Alain Tirouflet
par Vianney Lacombe
Cet échange assourdi entre le fond et les objets va durer jusqu’en 1992, puisque les pommes n’ont plus assez de forces réunies, les pots ne sont plus assez solides, les bouteilles trop minces pour lutter contre l’arrivée des petits paysages, toujours aux crayons de couleur, réalisés avec des bruns , des bleus, des verts, des jaunes pâles. Nous ne sommes plus sur une table, mais à l’intérieur de l’air qui baigne les paysages de Tirouflet, dans une lumière du nord de la France, semblable à celle peinte par Seurat dans ses paysages du Crotoy ou de Port-en-Bessin. La tonalité est la même, ainsi que la géométrie qui règle le format, les rectangles, les triangles qui frôlent l’abstraction, mais comme Tirouflet le dit lui-même : je fais une figuration d’après la naissance de l’abstraction, quelque chose qui n’aurait pu exister avant l’abstrait. En effet, ces paysages ne décrivent rien, ils montrent des directions, des passages qui se trouvent être de l’herbe, une route, un fleuve, un ciel. Avec ces quelques éléments, toujours les mêmes, il montre le paysage en train de naître, il montre le commencement, quand rien n’a encore lieu et que seule la lumière née du papier éclaire ce monde que nous révèle Tirouflet.

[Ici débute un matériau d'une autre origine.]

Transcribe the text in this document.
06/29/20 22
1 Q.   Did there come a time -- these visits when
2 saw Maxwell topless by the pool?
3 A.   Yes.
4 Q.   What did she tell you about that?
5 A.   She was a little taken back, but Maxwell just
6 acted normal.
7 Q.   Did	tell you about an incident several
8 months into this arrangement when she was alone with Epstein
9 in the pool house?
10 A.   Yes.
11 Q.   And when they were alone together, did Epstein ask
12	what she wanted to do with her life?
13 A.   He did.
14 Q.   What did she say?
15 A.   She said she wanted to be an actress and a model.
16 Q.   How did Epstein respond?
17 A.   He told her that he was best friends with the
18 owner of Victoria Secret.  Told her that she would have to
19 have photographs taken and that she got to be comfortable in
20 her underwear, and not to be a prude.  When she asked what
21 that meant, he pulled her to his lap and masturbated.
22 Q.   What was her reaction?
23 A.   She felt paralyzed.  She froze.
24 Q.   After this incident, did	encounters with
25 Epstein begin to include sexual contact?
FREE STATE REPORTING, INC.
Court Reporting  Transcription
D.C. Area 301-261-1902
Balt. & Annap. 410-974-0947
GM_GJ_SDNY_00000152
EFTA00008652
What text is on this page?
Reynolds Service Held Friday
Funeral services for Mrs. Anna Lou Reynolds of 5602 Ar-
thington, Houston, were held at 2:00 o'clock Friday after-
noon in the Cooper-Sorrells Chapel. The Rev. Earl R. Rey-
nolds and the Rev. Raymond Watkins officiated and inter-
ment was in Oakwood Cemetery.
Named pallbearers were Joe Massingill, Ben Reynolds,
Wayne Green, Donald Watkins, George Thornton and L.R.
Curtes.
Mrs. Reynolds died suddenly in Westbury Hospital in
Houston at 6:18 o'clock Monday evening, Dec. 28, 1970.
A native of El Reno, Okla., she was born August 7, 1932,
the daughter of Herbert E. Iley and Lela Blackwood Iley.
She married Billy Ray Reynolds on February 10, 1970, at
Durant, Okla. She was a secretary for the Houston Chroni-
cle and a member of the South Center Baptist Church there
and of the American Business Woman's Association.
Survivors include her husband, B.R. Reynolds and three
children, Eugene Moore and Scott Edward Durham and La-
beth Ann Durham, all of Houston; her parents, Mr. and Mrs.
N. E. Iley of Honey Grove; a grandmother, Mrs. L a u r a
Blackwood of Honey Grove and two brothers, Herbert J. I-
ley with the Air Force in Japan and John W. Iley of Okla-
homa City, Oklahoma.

Pendant la maladie de sa femme Monique, il continue de travailler, souvent dans des petits formats, et il commence à expérimenter le dessin de nu d’après lui-même, ainsi que des pommes alignées en hauteur, au crayon ou à l’aquarelle. De 2005 à sa mort, Tirouflet entre dans la dernière partie de son œuvre pendant laquelle il ne fait plus que dessiner des nus de dos aquarellés tout d’abord, puis simplement au crayon, d’une simplicité essentielle. Ces nus sont des contours qui délimitent l’espace du blanc dans ces innombrables rectangles de format 15 x 10,5 cm qu’il réalisera jusqu’en 2009.
Cette exposition est l’occasion pour nous de voir l’importance accordée par Alain Tirouflet à l’espace plastique de chaque œuvre et la manière dont il organise celui-ci à l’intérieur des dimensions du dessin. La géométrie pure qui se déploie dans les façades montre la réponse des axes et des angles aux injonctions du cadre, pendant que le vide lui-même est contraint de se plier aux exigences du format. L’atmosphère n’existe pas dans ces dessins proches de l’épure, et c’est avec la série des pommes que la géométrie s’adoucit, mais reste toujours présente dans l’écart qui sépare les volumes de l’immense étroitesse qui les tient enfermées dans le papier. Les crayons de couleur montrent un espace dans lequel les pommes sont tissées avec de la lumière, elles sont des fruits, mais l’espace est également un fruit qui les entoure, et la table reste très attentive à ne pas dépasser les bornes du papier. C’est dans les paysages que le travail de Tirouflet sur la couleur trouve son aboutissement. Les valeurs de chacune d’entre elles sont si proches qu’elles s’éclairent mutuellement et passent les unes dans les autres avant de devenir le blanc de l’air, le ciel du papier. Les derniers nus sont des architectures de chair dans le rectangle qui les contient. Ce sont ses ultimes façades d’Alain Tirouflet, tracées au crayon de graphite dans un air vide et nu, et ce sont elles qui mettent un terme à l’exigeante patience de ce travail commencé avec les pignons de 1965.